Grande partecipazione alla resentazione del libro “Il mito della guerra di Sybaris” di Antoniino Ballarati tenutasi a Lungro. Ballarati ha catturato un’attenta e qualificata platea con la sua opera grazie a un tuffo nella Magna Grecia del 510 a.C., nelle sue vicende, tra i suoi uomini, come il mitico atleta olimpionico plurivittorioso e stratega dell’esercito, il guerriero Milone, il filosofo Pitagora, il tiranno Telys, per ricordare la sua città più grande, Sibari, prima della distruzione per la guerra contro Crotone.
L’autore in questo libro ricostruisce e racconta i fatti storici di Sibari, splendida e fiorente colonia greca, fulcro, intorno al primo millennio a.C., di una intensa attività culturale e di una non meno vivacità economica.
Questa da oggi arricchisce la prestigiosa biblioteca diocesana di Lungro nonché quelle dei Comuni di Firmo e Lungro e, pure, del liceo Scientifico ” Santoianni”, i cui alunni hanno presenziato, con entusiasmo, all’evento e in maniera davvero originale.” L’appuntamento è stato un’altra chicca dell’autore, da sempre accanito del mondo omerico.
Al partecipato evento sono intervenuti soci del Kiwanis i quali hanno ringraziato la loro presidente, Marianna Fioravante, ed il Governatore, Emanuela Capparelli, per aver partecipato all’appuntamento a cui hanno dato man forte il sodalizio territoriale con il Comune nella persona del Sindaco, Carmine Ferraro, nonché l’Eparchia di Lungro dove è stato declinato il momento connotato dalla gradita presenza del Vescovo, Donato Oliverio.
Un’occasioneal centro della quale hanno pulsato sensibilità e capacità intrise di amore e passione per la propria cultura e identità come ricordato, tra l’altro, nei raccordi, dalla relatrice e docente Minella Bloise, presidente dell’Accademia Pollineana.

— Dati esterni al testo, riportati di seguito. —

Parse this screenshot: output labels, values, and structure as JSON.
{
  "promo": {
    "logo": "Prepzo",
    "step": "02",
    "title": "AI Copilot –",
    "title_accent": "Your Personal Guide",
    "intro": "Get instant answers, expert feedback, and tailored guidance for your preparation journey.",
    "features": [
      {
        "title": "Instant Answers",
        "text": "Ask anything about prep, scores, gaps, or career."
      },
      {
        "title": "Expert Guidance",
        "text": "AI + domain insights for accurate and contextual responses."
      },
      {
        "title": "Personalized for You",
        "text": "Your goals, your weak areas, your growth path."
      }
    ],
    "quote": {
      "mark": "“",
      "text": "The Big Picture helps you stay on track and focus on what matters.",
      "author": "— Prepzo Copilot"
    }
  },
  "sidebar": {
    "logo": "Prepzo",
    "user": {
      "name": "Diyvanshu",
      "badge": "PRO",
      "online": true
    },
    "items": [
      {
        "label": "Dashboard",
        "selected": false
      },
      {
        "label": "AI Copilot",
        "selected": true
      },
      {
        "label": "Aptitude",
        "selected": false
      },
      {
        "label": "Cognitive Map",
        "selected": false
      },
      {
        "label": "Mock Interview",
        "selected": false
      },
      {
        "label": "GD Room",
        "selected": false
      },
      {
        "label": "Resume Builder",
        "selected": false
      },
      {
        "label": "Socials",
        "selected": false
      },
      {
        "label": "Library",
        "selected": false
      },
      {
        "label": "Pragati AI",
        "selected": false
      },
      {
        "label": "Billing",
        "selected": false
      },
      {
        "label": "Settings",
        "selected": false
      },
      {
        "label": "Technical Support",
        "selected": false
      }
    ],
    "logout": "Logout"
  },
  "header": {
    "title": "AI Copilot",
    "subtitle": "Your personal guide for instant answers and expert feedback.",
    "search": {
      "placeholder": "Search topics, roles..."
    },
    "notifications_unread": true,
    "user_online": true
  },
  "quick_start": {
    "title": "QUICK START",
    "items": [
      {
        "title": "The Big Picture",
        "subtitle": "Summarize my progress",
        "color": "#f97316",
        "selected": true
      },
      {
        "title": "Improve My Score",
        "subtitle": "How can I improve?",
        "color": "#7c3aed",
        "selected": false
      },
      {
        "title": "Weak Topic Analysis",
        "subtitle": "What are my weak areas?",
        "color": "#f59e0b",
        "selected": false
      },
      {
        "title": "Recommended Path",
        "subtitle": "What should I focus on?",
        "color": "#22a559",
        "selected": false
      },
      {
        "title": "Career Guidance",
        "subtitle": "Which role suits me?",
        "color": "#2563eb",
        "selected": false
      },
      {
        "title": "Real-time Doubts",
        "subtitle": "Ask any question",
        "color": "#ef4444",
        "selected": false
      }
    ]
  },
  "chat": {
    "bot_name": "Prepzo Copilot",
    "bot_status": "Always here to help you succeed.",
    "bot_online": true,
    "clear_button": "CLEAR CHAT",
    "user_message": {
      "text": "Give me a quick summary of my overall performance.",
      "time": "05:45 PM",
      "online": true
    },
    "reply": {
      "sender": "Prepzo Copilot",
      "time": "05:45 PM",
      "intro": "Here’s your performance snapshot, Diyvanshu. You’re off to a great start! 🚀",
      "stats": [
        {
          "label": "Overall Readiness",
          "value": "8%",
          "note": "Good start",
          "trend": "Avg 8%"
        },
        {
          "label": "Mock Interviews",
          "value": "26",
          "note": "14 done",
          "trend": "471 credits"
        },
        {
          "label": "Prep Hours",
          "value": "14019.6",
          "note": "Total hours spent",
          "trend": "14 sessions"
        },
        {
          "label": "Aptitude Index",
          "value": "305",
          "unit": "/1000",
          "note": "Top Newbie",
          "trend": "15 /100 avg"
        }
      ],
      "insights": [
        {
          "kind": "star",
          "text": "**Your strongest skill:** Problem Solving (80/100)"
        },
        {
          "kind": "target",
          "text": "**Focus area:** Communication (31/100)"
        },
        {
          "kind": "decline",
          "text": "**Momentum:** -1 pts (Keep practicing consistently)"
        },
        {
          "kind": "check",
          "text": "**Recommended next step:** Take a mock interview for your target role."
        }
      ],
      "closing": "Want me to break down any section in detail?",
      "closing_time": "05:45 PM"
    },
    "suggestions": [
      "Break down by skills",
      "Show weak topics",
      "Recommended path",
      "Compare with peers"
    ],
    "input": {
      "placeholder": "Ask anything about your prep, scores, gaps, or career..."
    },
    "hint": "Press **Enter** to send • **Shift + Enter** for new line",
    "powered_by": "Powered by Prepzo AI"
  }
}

“I miei libri, come questo, sono il luogo- ha sottolineato l’autore a chi lo ha avvicinato subito dopo l’incontro- dove intercetto vite e avvenimenti del passato i quali , anche attraversando drammi ed esistenze, presentano storie che richiamano, colpiscono e mettono in movimento, suscitando un desiderio che dà speranza perché richiama l’opportunità di comprendere il passato, fondamentale per assaporare quella densità umana e culturale che scorrono ancora oggi interrogando le generazioni sull’importanza di riappropriarsi della propria storia e delle proprie radici.”